Alexandra só percebeu que havia adormecido quando acordou com um ruído. Um grito, que, em um primeiro momento, pensou vir dela mesma. Só depois, ao perceber o que era, reconheceu-o.
Era o de sempre, aquilo que dolorosamente se repetia e, durante o sono, saltava da mente de Sofia.
Ela se debateu, tentando em vão manter o sonho que fugia. Sentiu que caía. Tentou se agarrar a... A quê? Não conseguiu distinguir...
Ouviu alguém gritar e percebeu que era ela mesma quem o fazia.
Lembrou-se de onde estava, por isso tentou controlar a respiração alterada, sem muito êxito. A escuridão total fazendo com que a angústia aumentasse. Trazendo de volta a perda, a dor, o temor... Segurou a palavra que se formou, o nome de Alícia. Mas não segurou o choro que escapou, emitindo sons abafados e furtivos.
Deitada ao lado de Talita, a audição de Alexandra a permitiu acompanhar tudo que aconteceu no catre vizinho. O grito desesperado, a respiração descompassada, depois sufocada e, finalmente, o soluço baixinho. Repetiu mentalmente para si mesma: "Não é da minha conta. Não tenho nada com isso".
Como se, de alguma forma, quisesse colaborar, o sino da Casa do Senhor soou três vezes, abafando qualquer outro tipo de som ou ruído.
Ainda assim, a vontade de fazer algo persistiu. Mas Álex não moveu um músculo. Resistiu. Fechou os olhos, tapou os ouvidos com força. Fingiu estar dormindo.
– Alícia, acorda! Já badalou sete horas e você ainda está dormindo!
Sofia se esforçou para compreender a imagem que viu assim que abriu os olhos nem um pouco acostumados a funcionarem tão terrivelmente cedo: segurando um lampião em uma das mãos e sacudindo Sofia com a outra, uma nova Talita. Com o rosto reluzente de tão limpo e os cabelos cuidadosamente penteados para trás, sem que um fio escapasse.

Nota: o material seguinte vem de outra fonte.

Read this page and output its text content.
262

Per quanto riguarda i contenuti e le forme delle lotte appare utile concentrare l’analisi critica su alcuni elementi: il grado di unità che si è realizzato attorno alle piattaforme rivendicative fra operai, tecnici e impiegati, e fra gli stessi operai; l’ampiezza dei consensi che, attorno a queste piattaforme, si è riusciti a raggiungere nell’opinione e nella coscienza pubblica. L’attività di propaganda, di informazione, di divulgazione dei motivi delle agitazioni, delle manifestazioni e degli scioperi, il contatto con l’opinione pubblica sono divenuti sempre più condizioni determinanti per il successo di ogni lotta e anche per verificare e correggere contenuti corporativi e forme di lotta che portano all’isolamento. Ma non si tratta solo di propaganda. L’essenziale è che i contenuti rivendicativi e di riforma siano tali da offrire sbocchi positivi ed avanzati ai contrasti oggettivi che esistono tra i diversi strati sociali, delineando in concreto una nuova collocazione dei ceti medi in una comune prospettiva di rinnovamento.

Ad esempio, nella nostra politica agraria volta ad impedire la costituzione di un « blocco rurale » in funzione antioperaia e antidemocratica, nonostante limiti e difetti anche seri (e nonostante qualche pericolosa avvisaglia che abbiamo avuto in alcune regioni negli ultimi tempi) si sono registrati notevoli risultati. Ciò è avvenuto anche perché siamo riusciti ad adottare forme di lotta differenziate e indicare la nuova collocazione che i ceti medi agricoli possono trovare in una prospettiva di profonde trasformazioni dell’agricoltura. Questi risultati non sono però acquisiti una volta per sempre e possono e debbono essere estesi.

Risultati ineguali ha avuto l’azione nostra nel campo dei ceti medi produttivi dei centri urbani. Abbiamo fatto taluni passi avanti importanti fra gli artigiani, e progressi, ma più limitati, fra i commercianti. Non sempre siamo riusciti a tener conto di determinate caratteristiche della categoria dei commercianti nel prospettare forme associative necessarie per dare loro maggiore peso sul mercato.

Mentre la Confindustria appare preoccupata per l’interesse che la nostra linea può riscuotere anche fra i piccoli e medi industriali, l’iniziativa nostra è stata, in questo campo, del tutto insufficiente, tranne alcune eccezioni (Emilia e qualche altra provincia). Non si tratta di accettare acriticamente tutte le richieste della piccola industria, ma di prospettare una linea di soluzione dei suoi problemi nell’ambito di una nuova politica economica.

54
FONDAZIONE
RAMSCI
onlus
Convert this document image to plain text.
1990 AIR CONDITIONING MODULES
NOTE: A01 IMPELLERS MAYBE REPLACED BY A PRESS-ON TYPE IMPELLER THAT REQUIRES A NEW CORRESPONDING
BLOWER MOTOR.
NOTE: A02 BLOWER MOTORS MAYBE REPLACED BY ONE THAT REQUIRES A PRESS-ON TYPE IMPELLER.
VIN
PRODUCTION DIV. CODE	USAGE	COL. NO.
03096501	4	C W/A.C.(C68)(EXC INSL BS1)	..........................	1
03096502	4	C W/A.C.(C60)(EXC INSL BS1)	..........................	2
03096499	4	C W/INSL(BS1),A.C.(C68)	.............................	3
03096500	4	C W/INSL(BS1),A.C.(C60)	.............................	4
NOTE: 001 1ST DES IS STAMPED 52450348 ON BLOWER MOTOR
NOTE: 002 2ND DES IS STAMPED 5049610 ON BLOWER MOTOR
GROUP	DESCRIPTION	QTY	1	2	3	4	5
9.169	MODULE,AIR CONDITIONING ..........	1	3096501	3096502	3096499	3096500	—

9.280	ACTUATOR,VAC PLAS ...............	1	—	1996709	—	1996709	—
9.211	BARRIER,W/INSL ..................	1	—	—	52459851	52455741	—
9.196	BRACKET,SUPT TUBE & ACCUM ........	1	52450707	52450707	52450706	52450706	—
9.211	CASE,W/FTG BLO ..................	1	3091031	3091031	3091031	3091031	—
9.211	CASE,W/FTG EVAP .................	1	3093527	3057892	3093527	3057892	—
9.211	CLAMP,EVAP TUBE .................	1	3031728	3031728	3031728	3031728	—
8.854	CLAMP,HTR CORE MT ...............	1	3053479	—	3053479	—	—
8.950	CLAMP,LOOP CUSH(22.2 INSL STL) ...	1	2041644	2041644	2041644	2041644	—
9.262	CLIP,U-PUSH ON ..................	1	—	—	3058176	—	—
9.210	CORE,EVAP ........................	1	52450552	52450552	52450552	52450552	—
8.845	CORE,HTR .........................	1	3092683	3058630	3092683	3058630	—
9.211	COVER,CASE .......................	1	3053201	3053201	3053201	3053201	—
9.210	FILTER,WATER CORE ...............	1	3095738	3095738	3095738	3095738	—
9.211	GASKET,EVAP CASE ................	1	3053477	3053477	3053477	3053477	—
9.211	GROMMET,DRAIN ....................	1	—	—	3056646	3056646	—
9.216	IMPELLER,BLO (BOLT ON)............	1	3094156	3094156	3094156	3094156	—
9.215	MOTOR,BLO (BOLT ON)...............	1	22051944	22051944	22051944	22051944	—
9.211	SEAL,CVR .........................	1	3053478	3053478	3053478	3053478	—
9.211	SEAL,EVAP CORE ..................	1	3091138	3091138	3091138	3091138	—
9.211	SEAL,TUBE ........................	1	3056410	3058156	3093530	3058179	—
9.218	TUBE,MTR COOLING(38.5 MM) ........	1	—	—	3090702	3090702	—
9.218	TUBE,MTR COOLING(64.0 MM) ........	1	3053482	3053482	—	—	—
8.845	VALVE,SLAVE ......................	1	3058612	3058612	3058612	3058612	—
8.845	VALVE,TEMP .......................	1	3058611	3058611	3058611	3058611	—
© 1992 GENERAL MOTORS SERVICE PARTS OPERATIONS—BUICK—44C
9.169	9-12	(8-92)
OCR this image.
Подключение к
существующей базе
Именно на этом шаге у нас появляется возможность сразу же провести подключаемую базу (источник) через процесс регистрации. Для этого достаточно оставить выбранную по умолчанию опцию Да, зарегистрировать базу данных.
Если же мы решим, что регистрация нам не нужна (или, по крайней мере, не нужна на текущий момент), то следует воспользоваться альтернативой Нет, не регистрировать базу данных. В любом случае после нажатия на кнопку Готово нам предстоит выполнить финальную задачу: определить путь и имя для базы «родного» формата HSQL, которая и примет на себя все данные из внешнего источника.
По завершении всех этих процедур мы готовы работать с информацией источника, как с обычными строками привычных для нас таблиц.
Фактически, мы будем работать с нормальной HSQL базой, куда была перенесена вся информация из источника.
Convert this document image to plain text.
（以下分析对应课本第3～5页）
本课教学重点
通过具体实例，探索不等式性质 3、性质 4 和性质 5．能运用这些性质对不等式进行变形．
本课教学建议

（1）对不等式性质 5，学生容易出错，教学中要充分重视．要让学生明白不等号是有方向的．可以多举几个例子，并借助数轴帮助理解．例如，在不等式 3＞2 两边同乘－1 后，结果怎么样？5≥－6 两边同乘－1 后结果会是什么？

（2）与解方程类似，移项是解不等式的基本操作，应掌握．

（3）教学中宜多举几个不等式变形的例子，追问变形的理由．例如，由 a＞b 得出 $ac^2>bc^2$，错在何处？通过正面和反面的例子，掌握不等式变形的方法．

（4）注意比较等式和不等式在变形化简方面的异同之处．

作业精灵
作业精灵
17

Sentou-se no catre, e a menina completou:
– Temos que estar na Casa do Senhor às oito. Hoje é domingo!
Tia Laila entrou no quarto bem a tempo de ver a expressão incrédula de Sofia:
– Não ia à Casa do Senhor lá em cima, Alícia?
Receando levantar suspeitas desnecessárias, Sofia prontamente respondeu:
– Claro que sim.
A senhora suspirou, visivelmente aliviada:
– Graças ao Senhor! Já não basta...
Não terminou, como se só então percebesse que não falava sozinha. Ficou alguns instantes parada, tentando disfarçar, antes de completar:
– Rápido. Não podemos nos atrasar.
E saiu quase correndo do quarto.
Sofia subiu distraidamente na parte de trás da carroça. Sentou-se no chão, ao lado de Talita, com as costas encostadas na lateral, de frente para Nívia e Gustavo. Continuou olhando em volta. Buscando a presença que fazia falta, mesmo sem querer. Da forma antagônica de sempre, Nívia falou:
– Se está procurando Álex, desista. Ela não vem.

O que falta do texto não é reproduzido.